Spring Valley closed its IPO of 23,000,000 units at a price of $10.00 per unit on September 5, 2025, which includes the exercise in full by the underwriters of their overallotment option to purchase an additional 3,000,000 units. Total gross proceeds from the offering were $230 million before deducting underwriting discounts and commissions and other offering expenses payable by the Company.
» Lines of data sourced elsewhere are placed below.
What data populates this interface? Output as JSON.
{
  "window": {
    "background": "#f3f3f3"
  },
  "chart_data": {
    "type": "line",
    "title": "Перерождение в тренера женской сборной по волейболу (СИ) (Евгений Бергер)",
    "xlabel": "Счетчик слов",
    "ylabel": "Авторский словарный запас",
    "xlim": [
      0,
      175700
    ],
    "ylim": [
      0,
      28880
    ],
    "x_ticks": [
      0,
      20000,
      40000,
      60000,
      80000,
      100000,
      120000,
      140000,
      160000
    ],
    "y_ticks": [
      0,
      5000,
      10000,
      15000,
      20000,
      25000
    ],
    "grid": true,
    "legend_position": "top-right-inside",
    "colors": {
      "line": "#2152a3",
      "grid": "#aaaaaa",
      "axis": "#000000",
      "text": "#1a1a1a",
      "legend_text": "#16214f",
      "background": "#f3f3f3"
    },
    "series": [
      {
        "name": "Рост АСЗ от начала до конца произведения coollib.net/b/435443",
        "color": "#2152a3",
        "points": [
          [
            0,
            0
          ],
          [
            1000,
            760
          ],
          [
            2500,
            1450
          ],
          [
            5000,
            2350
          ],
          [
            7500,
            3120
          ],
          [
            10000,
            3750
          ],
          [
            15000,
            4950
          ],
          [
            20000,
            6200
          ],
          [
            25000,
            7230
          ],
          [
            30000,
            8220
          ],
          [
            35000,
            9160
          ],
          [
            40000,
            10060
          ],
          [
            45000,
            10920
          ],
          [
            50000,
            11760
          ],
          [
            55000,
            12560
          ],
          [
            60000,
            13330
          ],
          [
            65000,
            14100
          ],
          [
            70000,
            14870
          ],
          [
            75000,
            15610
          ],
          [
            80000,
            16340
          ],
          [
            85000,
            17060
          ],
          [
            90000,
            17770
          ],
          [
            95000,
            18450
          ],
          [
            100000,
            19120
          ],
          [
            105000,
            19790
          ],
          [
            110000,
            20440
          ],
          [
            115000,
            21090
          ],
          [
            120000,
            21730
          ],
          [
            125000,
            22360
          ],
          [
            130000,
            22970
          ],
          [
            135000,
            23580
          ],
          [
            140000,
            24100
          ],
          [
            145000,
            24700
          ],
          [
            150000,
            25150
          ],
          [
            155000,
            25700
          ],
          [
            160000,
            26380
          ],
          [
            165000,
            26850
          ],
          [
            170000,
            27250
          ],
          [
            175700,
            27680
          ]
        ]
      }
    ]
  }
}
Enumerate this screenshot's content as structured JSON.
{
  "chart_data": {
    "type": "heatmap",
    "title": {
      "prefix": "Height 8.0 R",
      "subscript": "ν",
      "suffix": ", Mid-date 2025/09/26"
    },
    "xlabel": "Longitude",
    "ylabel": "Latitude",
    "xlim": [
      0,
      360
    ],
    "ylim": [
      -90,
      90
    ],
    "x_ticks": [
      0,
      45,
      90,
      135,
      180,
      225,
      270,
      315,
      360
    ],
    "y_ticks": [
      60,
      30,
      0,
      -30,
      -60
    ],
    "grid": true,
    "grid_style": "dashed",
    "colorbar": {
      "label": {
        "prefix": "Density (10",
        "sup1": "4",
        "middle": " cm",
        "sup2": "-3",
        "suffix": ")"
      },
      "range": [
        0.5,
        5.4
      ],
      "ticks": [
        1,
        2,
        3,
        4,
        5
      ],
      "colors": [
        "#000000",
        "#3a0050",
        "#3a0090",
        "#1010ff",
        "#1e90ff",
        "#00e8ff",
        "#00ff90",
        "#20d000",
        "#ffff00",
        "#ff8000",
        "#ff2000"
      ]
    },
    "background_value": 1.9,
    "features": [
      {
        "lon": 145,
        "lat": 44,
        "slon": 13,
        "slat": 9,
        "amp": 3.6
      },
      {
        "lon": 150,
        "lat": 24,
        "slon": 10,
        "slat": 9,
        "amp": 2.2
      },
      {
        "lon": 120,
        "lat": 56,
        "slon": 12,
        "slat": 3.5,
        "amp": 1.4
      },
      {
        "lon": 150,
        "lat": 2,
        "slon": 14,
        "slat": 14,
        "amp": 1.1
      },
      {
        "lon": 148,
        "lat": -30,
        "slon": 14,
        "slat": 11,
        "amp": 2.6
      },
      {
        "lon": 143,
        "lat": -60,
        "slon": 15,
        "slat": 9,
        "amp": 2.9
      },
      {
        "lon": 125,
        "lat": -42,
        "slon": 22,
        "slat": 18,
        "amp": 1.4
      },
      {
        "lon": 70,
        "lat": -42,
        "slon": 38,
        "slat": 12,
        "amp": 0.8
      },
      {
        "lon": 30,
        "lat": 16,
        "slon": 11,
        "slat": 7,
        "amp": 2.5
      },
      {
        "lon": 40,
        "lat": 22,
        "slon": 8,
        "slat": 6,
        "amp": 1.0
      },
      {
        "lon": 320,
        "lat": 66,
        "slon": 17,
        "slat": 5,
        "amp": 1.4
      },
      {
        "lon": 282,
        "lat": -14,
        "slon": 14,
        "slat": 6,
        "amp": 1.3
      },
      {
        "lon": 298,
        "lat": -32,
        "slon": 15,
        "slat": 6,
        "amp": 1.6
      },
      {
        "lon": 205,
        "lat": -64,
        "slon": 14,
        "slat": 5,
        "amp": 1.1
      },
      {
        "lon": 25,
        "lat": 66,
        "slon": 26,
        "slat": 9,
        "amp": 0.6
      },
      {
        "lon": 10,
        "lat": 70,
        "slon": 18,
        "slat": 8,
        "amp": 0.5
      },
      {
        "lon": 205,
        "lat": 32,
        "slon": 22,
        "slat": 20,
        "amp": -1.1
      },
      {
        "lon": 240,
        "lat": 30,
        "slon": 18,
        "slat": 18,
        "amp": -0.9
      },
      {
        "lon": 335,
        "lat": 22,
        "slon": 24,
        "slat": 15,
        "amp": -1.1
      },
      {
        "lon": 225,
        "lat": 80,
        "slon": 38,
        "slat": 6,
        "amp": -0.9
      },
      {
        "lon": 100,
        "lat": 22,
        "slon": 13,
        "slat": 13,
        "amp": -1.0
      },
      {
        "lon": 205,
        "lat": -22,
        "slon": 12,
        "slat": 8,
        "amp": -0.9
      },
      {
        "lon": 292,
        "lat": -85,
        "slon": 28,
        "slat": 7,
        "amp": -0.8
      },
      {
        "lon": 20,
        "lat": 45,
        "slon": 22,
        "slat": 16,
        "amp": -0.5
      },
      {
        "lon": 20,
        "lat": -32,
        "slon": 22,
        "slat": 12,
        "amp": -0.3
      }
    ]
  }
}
The units began trading on the Nasdaq Global Market (Nasdaq) under the ticker symbol “SVACU” on September 4, 2025. Each unit consists of one Class A ordinary share of the Company and one-third of one redeemable public warrant. Each whole warrant entitles the holder thereof to purchase one Class A ordinary share of the Company at a price of $11.50 per share. Once the securities comprising the units begin separate trading, the Class A ordinary shares and warrants are expected to be listed on the Nasdaq under the symbols “SVAC” and “SVACW,” respectively.

Spring Valley is a Cayman Islands–incorporated blank check company formed for the purpose of effecting a merger, share exchange, asset acquisition, share purchase, reorganisation or similar business combination with one or more businesses.

Appleby advised on the Cayman Islands legal aspects of the transaction, drawing on its deep experience in SPAC IPOs and capital markets regulation. The Appleby team was led by Counsel Alexandra Low, alongside Partner Simon Raftopoulos, Paralegal Sophia Cunningham and other members of the Appleby corporate team.

By advising on this transaction, Appleby further demonstrates its expertise in handling complex SPAC and public offering deals globally.